Insecure Network Services
Unneeded or insecure network services running on the device itself, especially those exposed to the internet, that compromise the confidentiality, integrity/authenticity, or availability of information or allow unauthorized remote control…

Insecure Ecosystem Interfaces
Insecure web, backend API, cloud, or mobile interfaces in the ecosystem outside of the device that allows compromise of the device or its related components. Common issues include a lack of authentication/authorization, lacking or weak encryption, and a lack of input and output filtering.

Lack of Secure Update Mechanism
Lack of ability to securely update the device. This includes lack of firmware validation on device, lack of secure delivery (un-encrypted in transit), lack of anti-rollback mechanisms, and lack of notifications of security changes due to updates.

Use of Insecure or Outdated Components
Use of deprecated or insecure software components/libraries that could allow the device to be compromised. This includes insecure customization of operating system platforms, and the use of third-party software or hardware components from a compromised supply chain.

Insufficient Privacy Protection
User’s personal information stored on the device or in the ecosystem that is used insecurely, improperly, or without permission.

Insecure Data Transfer and Storage
Lack of encryption or access control of sensitive data anywhere within the ecosystem, including at rest, in transit, or during processing.

Lack of Device Management
Lack of security support on devices deployed in production, including asset management, update management, secure decommissioning, systems monitoring, and response capabilities.

Insecure Default Settings
Devices or systems shipped with insecure default settings or lack the ability to make the system more secure by restricting operators from modifying configurations.

Lack of Physical Hardening
Lack of physical hardening measures, allowing potential attackers to gain sensitive information that can help in a future remote attack or take local control of the device.

The future of the OWASP IoT Top 10

The team has a number of activities planned to continue improving on the project going forward. Some of the items being discussed include:

  • Continuing to improve the list on a two-year cadence, incorporating feedback from the community and from additional project contributors to ensure we are staying current with issues facing the industry.
  • Mapping the list items to other OWASP projects, such as the ASVS, and perhaps to other projects outside OWASP as well.
  • Expanding the project into other aspects of IoT—including embedded security, ICS / SCADA,etc.
  • Adding use and abuse cases, with multiple examples, to solidify each concept discussed.
  • Considering the addition of reference architectures, so we can not only tell people what to avoid, but how to do what they need to do securely.

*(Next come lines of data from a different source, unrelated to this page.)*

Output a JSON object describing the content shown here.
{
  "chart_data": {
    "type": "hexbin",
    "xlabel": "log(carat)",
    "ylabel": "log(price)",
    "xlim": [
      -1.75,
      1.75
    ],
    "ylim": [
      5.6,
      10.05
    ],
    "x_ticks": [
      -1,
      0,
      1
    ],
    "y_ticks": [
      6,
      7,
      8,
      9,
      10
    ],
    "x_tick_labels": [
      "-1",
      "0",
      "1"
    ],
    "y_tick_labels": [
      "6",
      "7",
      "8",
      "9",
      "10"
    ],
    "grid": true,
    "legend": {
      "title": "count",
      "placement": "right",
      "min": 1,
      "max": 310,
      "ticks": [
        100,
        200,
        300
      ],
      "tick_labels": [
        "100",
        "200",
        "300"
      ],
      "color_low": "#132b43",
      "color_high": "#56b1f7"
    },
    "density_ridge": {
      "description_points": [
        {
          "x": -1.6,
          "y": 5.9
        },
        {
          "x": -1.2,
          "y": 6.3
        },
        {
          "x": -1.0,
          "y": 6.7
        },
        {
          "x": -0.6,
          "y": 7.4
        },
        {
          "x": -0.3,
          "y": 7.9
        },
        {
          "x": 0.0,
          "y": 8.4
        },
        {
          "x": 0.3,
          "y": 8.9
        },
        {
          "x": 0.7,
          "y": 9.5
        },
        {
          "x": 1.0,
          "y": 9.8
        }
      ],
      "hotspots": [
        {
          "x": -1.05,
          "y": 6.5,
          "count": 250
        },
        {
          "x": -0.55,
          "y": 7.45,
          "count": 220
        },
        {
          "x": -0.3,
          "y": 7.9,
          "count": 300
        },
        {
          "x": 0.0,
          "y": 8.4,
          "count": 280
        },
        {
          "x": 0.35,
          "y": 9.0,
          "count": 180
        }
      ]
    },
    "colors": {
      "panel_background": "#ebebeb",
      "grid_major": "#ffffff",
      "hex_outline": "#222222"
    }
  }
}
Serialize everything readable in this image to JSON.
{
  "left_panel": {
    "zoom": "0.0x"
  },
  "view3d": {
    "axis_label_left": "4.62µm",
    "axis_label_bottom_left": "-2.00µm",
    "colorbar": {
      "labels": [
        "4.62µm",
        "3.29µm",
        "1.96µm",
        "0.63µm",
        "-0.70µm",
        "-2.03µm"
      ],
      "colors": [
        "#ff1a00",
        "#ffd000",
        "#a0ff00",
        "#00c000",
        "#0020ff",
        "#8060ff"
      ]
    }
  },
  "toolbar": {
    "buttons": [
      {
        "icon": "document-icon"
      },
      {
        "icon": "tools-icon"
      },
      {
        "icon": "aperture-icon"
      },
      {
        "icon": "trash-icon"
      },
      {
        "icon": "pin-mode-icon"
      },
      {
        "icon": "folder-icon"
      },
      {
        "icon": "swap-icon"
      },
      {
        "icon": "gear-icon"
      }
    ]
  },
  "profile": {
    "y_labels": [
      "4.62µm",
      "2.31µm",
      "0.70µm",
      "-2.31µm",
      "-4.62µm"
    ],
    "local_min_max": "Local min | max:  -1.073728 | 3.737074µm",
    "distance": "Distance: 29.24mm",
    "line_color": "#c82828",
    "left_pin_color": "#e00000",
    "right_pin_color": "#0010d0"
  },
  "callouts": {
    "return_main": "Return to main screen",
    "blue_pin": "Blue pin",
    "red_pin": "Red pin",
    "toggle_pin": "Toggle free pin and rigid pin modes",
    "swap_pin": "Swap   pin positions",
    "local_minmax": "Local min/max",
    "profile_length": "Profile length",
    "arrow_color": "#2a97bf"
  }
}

Note: The OWASP Internet of Things Project is designed to help manufacturers, developers, and consumers better understand the security issues associated with the Internet of Things, and to enable users in any context to make better security decisions when building, deploying, or assessing IoT technologies. The project looks to define a structure for various IoT sub-projects such as Attack Surface Areas, Testing Guides and Top Vulnerabilities.